Land-use and Land-cover: Phase I

Since the 1950s, the unprecedented growth in Kailua-Kona compared to the relatively stable growth in Hilo indicate that these areas have significantly different landscapes shaped by factors such as climatic differences, demographic composition, economic organization, and planning regulations.

To gain a better understanding of the impacts of land-use decisions, we are investigating the dynamics of land-use and land-cover change by coupling remote satellite imagery, statistical demographic data, and biophysical data for Hilo and Kailua-Kona.

1989, 2001, 2010 maximum likelihood supervised classification images showing the footprint of Hilo remaining stable.  Note, the increased amount of blue in the center portion of the images on the right indicates the conversion of agricultural and forested lands to built environment. 

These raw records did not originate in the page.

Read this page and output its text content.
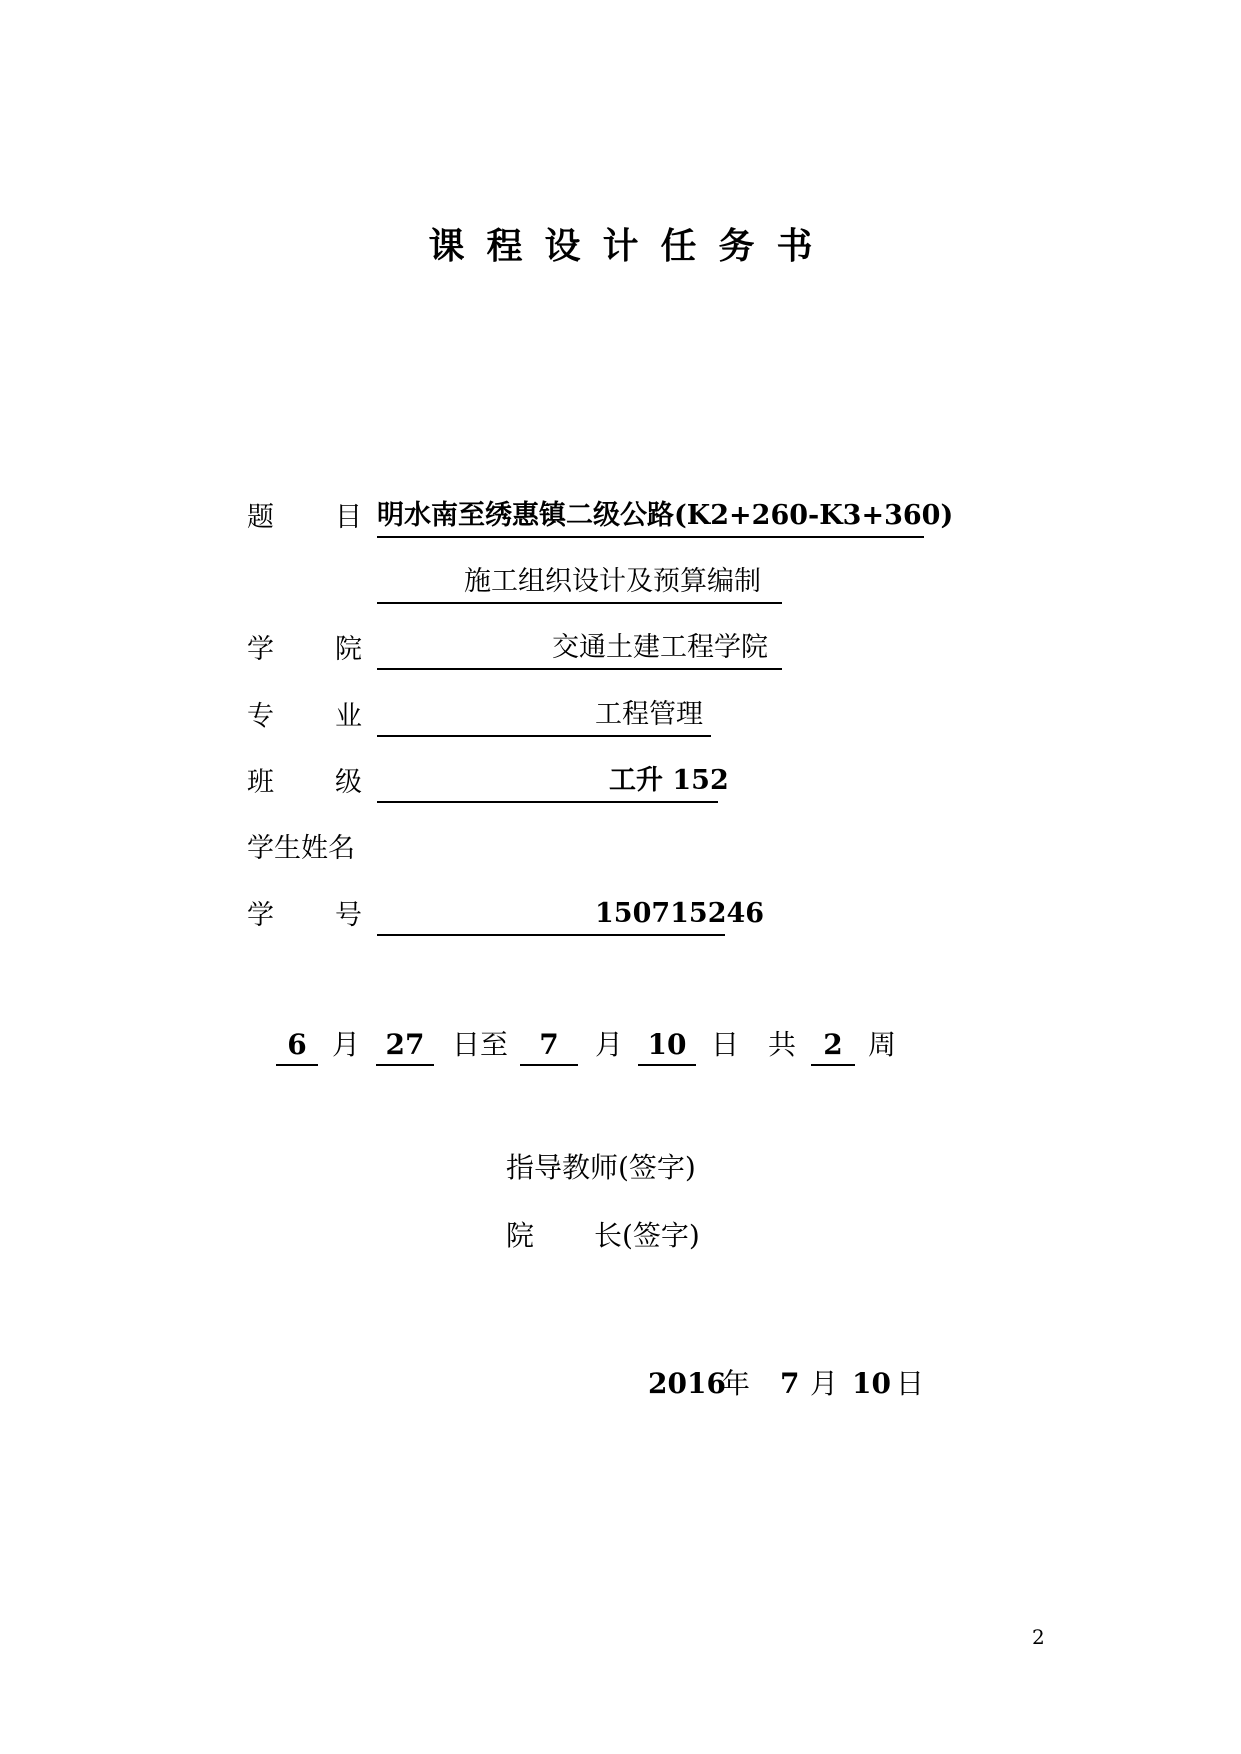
课程设计任务书
题 目 明水南至绣惠镇二级公路(K2+260-K3+360)
施工组织设计及预算编制
学 院	交通土建工程学院
专 业	工程管理
班 级	工升 152
学生姓名
学 号	150715246
6 月 27 日至	7	月 10 日 共 2 周
指导教师(签字)
院 长(签字)
2016
年 7 月 10 日
2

Approximately 4,000 registered maps dating back to the early 1800s have been collected for the study to inform our understanding of historical land use on the island. Additionally, Land Commission Awards (LCA) and associated documentation are being reviewed to find details not only of the size of the land but also the various uses of the land, such as the presence of houses, the types of geographic features on a property, and the types of agriculture being practiced. LCAs were first issued in 1848, when King Kamehameha III, Kauikeaouli, undertook the Great Māhele, or land privatization.

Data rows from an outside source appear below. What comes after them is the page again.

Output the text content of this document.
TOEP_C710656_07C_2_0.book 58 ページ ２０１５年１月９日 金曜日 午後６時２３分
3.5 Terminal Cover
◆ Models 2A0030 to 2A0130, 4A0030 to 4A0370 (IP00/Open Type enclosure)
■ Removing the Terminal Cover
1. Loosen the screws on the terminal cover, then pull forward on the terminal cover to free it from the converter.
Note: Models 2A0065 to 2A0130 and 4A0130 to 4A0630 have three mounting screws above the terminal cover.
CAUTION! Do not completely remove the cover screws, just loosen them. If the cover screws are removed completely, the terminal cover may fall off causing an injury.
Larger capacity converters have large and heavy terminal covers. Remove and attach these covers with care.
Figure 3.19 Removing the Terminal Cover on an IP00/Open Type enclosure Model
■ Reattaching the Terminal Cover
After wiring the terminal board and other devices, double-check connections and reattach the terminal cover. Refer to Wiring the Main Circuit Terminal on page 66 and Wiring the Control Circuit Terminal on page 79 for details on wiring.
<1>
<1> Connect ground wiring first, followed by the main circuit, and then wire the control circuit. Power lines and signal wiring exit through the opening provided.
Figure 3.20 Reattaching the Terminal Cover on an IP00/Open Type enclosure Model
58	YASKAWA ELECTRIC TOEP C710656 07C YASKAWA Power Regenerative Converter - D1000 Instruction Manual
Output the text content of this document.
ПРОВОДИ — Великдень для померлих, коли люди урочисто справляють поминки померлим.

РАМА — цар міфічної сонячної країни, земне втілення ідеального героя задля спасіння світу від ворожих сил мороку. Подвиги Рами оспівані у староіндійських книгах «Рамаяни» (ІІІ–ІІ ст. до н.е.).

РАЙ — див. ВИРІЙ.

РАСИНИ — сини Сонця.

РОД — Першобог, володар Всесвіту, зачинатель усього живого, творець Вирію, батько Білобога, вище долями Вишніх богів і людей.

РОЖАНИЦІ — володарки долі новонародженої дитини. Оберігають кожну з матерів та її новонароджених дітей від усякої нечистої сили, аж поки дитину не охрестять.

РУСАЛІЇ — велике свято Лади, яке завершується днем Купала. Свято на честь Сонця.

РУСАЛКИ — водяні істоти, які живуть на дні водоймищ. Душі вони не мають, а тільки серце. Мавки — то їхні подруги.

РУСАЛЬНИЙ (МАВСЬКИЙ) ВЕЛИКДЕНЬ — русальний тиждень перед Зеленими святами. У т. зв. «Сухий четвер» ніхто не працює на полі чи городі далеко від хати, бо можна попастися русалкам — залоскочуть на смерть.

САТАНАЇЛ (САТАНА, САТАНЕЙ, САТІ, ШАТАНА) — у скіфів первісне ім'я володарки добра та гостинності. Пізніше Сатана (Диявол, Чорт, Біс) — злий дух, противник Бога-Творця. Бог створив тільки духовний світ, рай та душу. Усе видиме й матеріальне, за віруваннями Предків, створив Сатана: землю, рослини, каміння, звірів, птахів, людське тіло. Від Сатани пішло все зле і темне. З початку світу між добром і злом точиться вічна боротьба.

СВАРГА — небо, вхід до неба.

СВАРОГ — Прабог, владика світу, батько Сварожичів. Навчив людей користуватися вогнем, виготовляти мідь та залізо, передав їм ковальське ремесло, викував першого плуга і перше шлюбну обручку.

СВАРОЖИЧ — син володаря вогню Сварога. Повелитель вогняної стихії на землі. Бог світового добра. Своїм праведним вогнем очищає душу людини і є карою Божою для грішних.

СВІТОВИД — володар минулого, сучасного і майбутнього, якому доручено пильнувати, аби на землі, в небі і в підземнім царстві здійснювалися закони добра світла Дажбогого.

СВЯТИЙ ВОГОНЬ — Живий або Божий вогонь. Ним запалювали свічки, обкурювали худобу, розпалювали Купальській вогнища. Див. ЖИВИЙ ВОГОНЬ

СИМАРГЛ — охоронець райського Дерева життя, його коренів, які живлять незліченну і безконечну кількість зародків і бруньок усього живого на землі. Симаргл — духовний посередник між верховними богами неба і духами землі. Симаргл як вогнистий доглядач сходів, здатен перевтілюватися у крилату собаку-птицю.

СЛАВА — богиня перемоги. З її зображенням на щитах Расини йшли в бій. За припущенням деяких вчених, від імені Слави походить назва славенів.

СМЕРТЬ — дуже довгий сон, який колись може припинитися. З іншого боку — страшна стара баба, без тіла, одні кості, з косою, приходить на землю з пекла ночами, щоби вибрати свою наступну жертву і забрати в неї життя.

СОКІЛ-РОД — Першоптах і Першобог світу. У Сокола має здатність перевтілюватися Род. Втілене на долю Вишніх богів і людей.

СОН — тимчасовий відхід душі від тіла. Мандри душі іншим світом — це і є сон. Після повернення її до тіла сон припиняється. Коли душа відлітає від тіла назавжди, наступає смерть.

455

Kona Classification for 2010. Cyan = Urban; Brown = Lava (bare rock); Dark Green = Vegetated Lava Flow; Light Green = Forested Area; Orange = Agriculture; Blue = Water; Blue 1= Mixed Vegetation Near Urban Areas

The remote sensing goal of this project is to characterize the spatial and temporal changes in urban areas and land-use in Hilo and Kona over the last forty years, and thereby, to help answer the following questions: Have these cities developed along agricultural fringes? What types of land have been converted to urban uses? Agricultural land loss due to urban encroachment is prevalent in large cities, but do the same patterns emerge with smaller cities? This study is using Landsat images over a period of 21 years, as shown above, to investigate these questions. To corroborate the interpretation of the Landsat images, random points within the study boundaries were verified on the ground (“groundtruthing”).

Hilo groundtruthing points and route for groundtruthing, June 2010 (ArcMap Image)

This project is supported by a grant from the National Science Foundation.